Esta idea constata, como ya publicó Mediterráneo a principios de mes, la necesidad de potenciar una oferta complementaria. Una tesis en la que coinciden expertos y representantes de las principales organizaciones de empresarios del sector provincial, Ashotur y Feturcas.

Asimismo, estudios como la Evaluación sobre recursos turísticos de la Comunitat Valenciana, elaborado entre la UJI y la Universidad de Alicante, que se presentará después del verano y detalla y agrupa los diferentes elementos turísticos existentes en la autonomía, constata la "dispersión de la oferta castellonense y la carencia en la definición de productos turísticos". Es decir, pese a la gran cantidad de recursos --elementos con atractivo potencial-- no se ha sabido articular sobre ellos un producto con capacidad real para captar visitas.

De esta forma, como reitera Olivares, la provincia "se basa casi exclusivamente en el sol y playa, sin explotar eficientemente el potencial del interior y sin articular una oferta complementaria competitiva". Como ejemplo, otro informe que prepara el Instituto Cartográfico Nacional recoge la pujanza, aún por desarrollar, del turismo rural provincial. Estudios como el de la Universitat Politécnica de Valencia, elaborado por Francisco León Raposierras, incide también en las posibilidades del turismo cultural, pendiente de desarrollar, para el interior de Castellón.

En este sentido, se han lanzado diversas ideas recientemente. El presidente de Feturcas, Eduardo Ferreres, viene planteando la posibilidad de estructurar la "algo similar como el camino de los cátaros en el sur de francia". Desde el consistorio de Morella se propone ahora impulsar la ruta histórica de Jaume I.

PRINCIPALES DEFICIENCIAS Junto a estas ideas, centradas en cultura e interior, se evidencian otras numerosas deficiencias en oferta complementaria.

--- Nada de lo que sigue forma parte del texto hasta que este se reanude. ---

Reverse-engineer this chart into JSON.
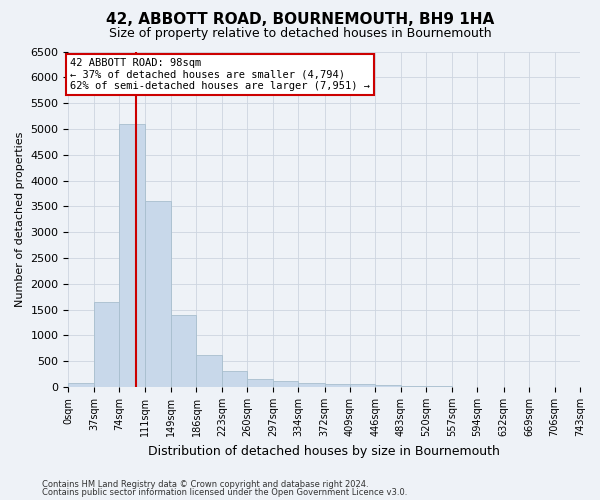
{
  "title": "42, ABBOTT ROAD, BOURNEMOUTH, BH9 1HA",
  "subtitle": "Size of property relative to detached houses in Bournemouth",
  "xlabel": "Distribution of detached houses by size in Bournemouth",
  "ylabel": "Number of detached properties",
  "bin_edges": [
    0,
    37,
    74,
    111,
    149,
    186,
    223,
    260,
    297,
    334,
    372,
    409,
    446,
    483,
    520,
    557,
    594,
    632,
    669,
    706,
    743
  ],
  "bar_heights": [
    75,
    1650,
    5100,
    3600,
    1400,
    620,
    300,
    145,
    110,
    75,
    55,
    50,
    30,
    15,
    10,
    5,
    5,
    3,
    2,
    2
  ],
  "bar_color": "#c8d8ea",
  "bar_edge_color": "#a8bece",
  "property_size": 98,
  "red_line_color": "#cc0000",
  "annotation_line1": "42 ABBOTT ROAD: 98sqm",
  "annotation_line2": "← 37% of detached houses are smaller (4,794)",
  "annotation_line3": "62% of semi-detached houses are larger (7,951) →",
  "annotation_box_edgecolor": "#cc0000",
  "ylim": [
    0,
    6500
  ],
  "yticks": [
    0,
    500,
    1000,
    1500,
    2000,
    2500,
    3000,
    3500,
    4000,
    4500,
    5000,
    5500,
    6000,
    6500
  ],
  "grid_color": "#cdd5e0",
  "bg_color": "#eef2f7",
  "title_fontsize": 11,
  "subtitle_fontsize": 9,
  "ylabel_fontsize": 8,
  "xlabel_fontsize": 9,
  "tick_fontsize": 8,
  "xtick_fontsize": 7,
  "footer_line1": "Contains HM Land Registry data © Crown copyright and database right 2024.",
  "footer_line2": "Contains public sector information licensed under the Open Government Licence v3.0."
}
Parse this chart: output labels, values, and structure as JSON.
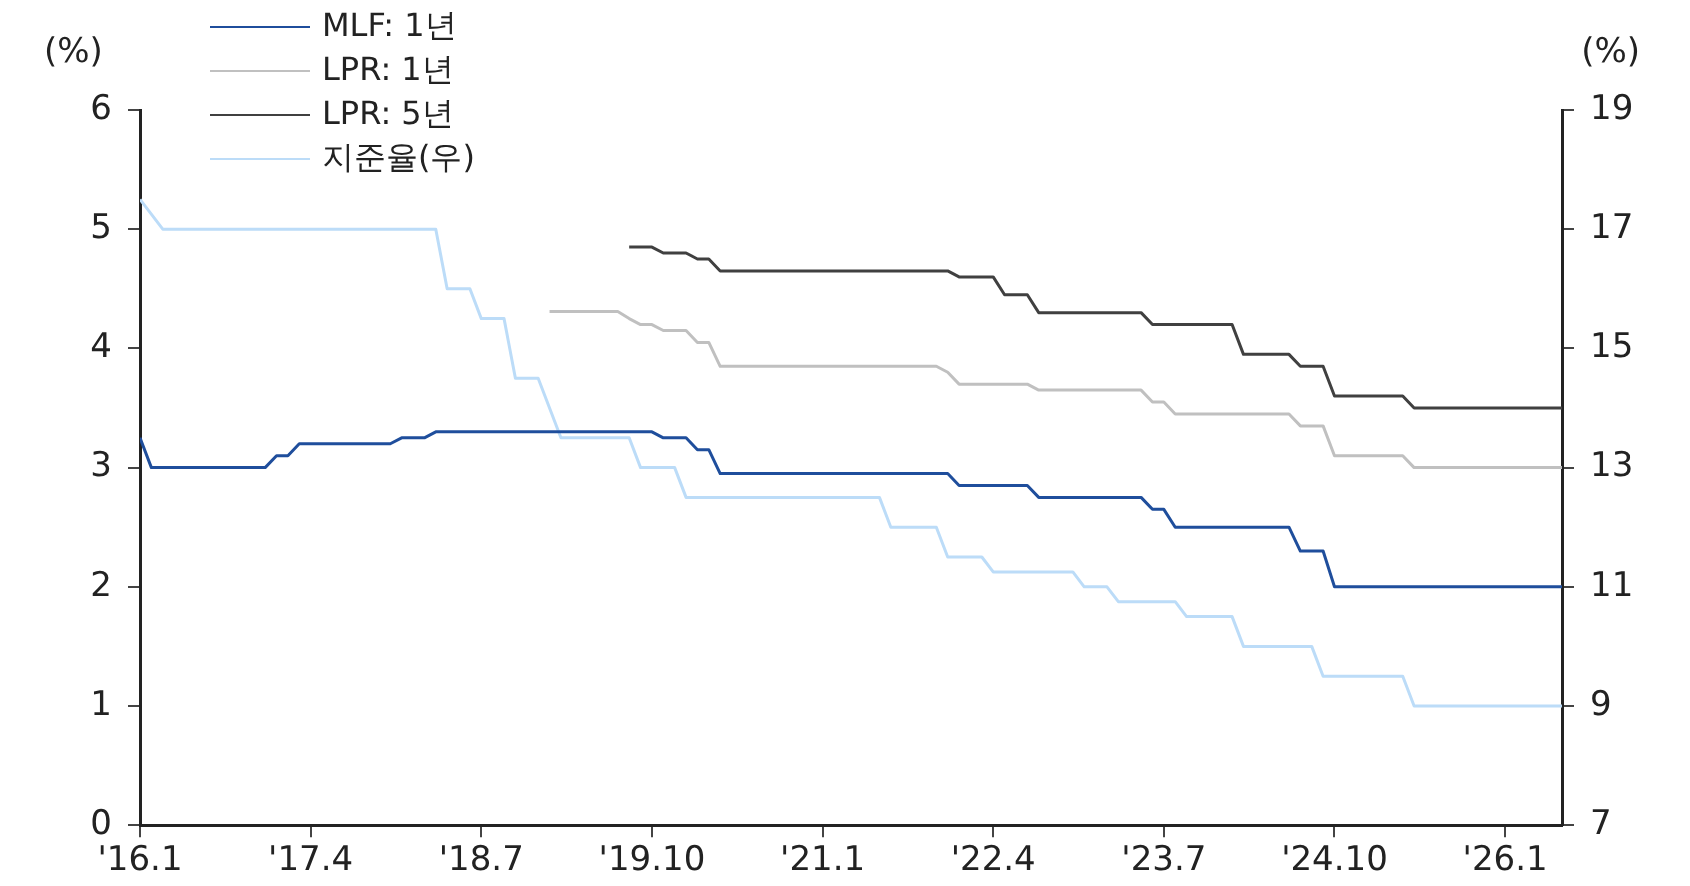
{
  "chart_data": {
    "type": "line",
    "xlabel": null,
    "ylabel": "(%)",
    "y2label": "(%)",
    "xlim": [
      "2016-01",
      "2026-06"
    ],
    "xticks": [
      {
        "value": "2016-01",
        "label": "'16.1"
      },
      {
        "value": "2017-04",
        "label": "'17.4"
      },
      {
        "value": "2018-07",
        "label": "'18.7"
      },
      {
        "value": "2019-10",
        "label": "'19.10"
      },
      {
        "value": "2021-01",
        "label": "'21.1"
      },
      {
        "value": "2022-04",
        "label": "'22.4"
      },
      {
        "value": "2023-07",
        "label": "'23.7"
      },
      {
        "value": "2024-10",
        "label": "'24.10"
      },
      {
        "value": "2026-01",
        "label": "'26.1"
      }
    ],
    "ylim": [
      0,
      6
    ],
    "yticks": [
      0,
      1,
      2,
      3,
      4,
      5,
      6
    ],
    "y2lim": [
      7,
      19
    ],
    "y2ticks": [
      7,
      9,
      11,
      13,
      15,
      17,
      19
    ],
    "legend": "top left",
    "grid": false,
    "marker": "none",
    "line_style": "solid",
    "series": [
      {
        "name": "MLF: 1년",
        "color": "#1f4e9c",
        "x": [
          "2016-01",
          "2016-02",
          "2016-12",
          "2017-01",
          "2017-02",
          "2017-03",
          "2017-11",
          "2017-12",
          "2018-02",
          "2018-03",
          "2019-10",
          "2019-11",
          "2020-01",
          "2020-02",
          "2020-03",
          "2020-04",
          "2021-12",
          "2022-01",
          "2022-07",
          "2022-08",
          "2023-05",
          "2023-06",
          "2023-07",
          "2023-08",
          "2024-06",
          "2024-07",
          "2024-09",
          "2024-10",
          "2026-06"
        ],
        "values": [
          3.25,
          3.0,
          3.0,
          3.1,
          3.1,
          3.2,
          3.2,
          3.25,
          3.25,
          3.3,
          3.3,
          3.25,
          3.25,
          3.15,
          3.15,
          2.95,
          2.95,
          2.85,
          2.85,
          2.75,
          2.75,
          2.65,
          2.65,
          2.5,
          2.5,
          2.3,
          2.3,
          2.0,
          2.0
        ]
      },
      {
        "name": "LPR: 1년",
        "color": "#c0c0c0",
        "x": [
          "2019-01",
          "2019-07",
          "2019-08",
          "2019-09",
          "2019-10",
          "2019-11",
          "2020-01",
          "2020-02",
          "2020-03",
          "2020-04",
          "2021-11",
          "2021-12",
          "2022-01",
          "2022-07",
          "2022-08",
          "2023-05",
          "2023-06",
          "2023-07",
          "2023-08",
          "2024-06",
          "2024-07",
          "2024-09",
          "2024-10",
          "2025-04",
          "2025-05",
          "2026-06"
        ],
        "values": [
          4.31,
          4.31,
          4.25,
          4.2,
          4.2,
          4.15,
          4.15,
          4.05,
          4.05,
          3.85,
          3.85,
          3.8,
          3.7,
          3.7,
          3.65,
          3.65,
          3.55,
          3.55,
          3.45,
          3.45,
          3.35,
          3.35,
          3.1,
          3.1,
          3.0,
          3.0
        ]
      },
      {
        "name": "LPR: 5년",
        "color": "#404040",
        "x": [
          "2019-08",
          "2019-10",
          "2019-11",
          "2020-01",
          "2020-02",
          "2020-03",
          "2020-04",
          "2021-12",
          "2022-01",
          "2022-04",
          "2022-05",
          "2022-07",
          "2022-08",
          "2023-05",
          "2023-06",
          "2024-01",
          "2024-02",
          "2024-06",
          "2024-07",
          "2024-09",
          "2024-10",
          "2025-04",
          "2025-05",
          "2026-06"
        ],
        "values": [
          4.85,
          4.85,
          4.8,
          4.8,
          4.75,
          4.75,
          4.65,
          4.65,
          4.6,
          4.6,
          4.45,
          4.45,
          4.3,
          4.3,
          4.2,
          4.2,
          3.95,
          3.95,
          3.85,
          3.85,
          3.6,
          3.6,
          3.5,
          3.5
        ]
      },
      {
        "name": "지준율(우)",
        "color": "#bcdcf8",
        "axis": "y2",
        "x": [
          "2016-01",
          "2016-03",
          "2018-03",
          "2018-04",
          "2018-06",
          "2018-07",
          "2018-09",
          "2018-10",
          "2018-12",
          "2019-01",
          "2019-02",
          "2019-08",
          "2019-09",
          "2019-12",
          "2020-01",
          "2021-06",
          "2021-07",
          "2021-11",
          "2021-12",
          "2022-03",
          "2022-04",
          "2022-11",
          "2022-12",
          "2023-02",
          "2023-03",
          "2023-08",
          "2023-09",
          "2024-01",
          "2024-02",
          "2024-08",
          "2024-09",
          "2025-04",
          "2025-05",
          "2026-06"
        ],
        "values": [
          17.5,
          17.0,
          17.0,
          16.0,
          16.0,
          15.5,
          15.5,
          14.5,
          14.5,
          14.0,
          13.5,
          13.5,
          13.0,
          13.0,
          12.5,
          12.5,
          12.0,
          12.0,
          11.5,
          11.5,
          11.25,
          11.25,
          11.0,
          11.0,
          10.75,
          10.75,
          10.5,
          10.5,
          10.0,
          10.0,
          9.5,
          9.5,
          9.0,
          9.0
        ]
      }
    ]
  }
}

A la carencia de golf y resorts, subsector en el que Castellón está a la cola del litoral mediterráneo, se añaden otros segmentos turísticos aún en fase embrionaria.

Según el Gabinete de Estudios Turísticos de la UJI, el turismo de ciudad es prácticamente testimonial en toda la provincia, pese a la amplia oferta hotelera de la capital; el cultural apenas se ha potenciado y la oferta patrimonial y de museos "está totalmente desestructurada".

El modelo de balnearios y de salud cuenta con algunos puntos de referencia, pero escasos; el náutico está, mayoritariamente, por desarrollar; el agroturismo es inexistente; el de parques y espacios naturales no se ha organizado; la gastronomía tampoco ha recibido el impulso necesario; el de festivales cuenta con solo un referente provincial, el FIB de Benicàssim; las fiestas populares no se usan adecuadamente como reclamo; el turismo de aventuras se está desaprovechado en una provincia que es la segunda más montañosa de España y que cuenta con variedad de espacios donde prácticarlo, como zonas de escalada --que carecen de la suficiente promoción--, ríos y barrancos.

El incipiente turismo de congresos --vinculado a infraestructuras como el aeropuerto--, que se ha empezado a explotar en Castellón con iniciativas como el Castellón Convention Bureau, y en Peñíscola , aún representa un pequeño volumen de ingresos, como pasa con el de negocios.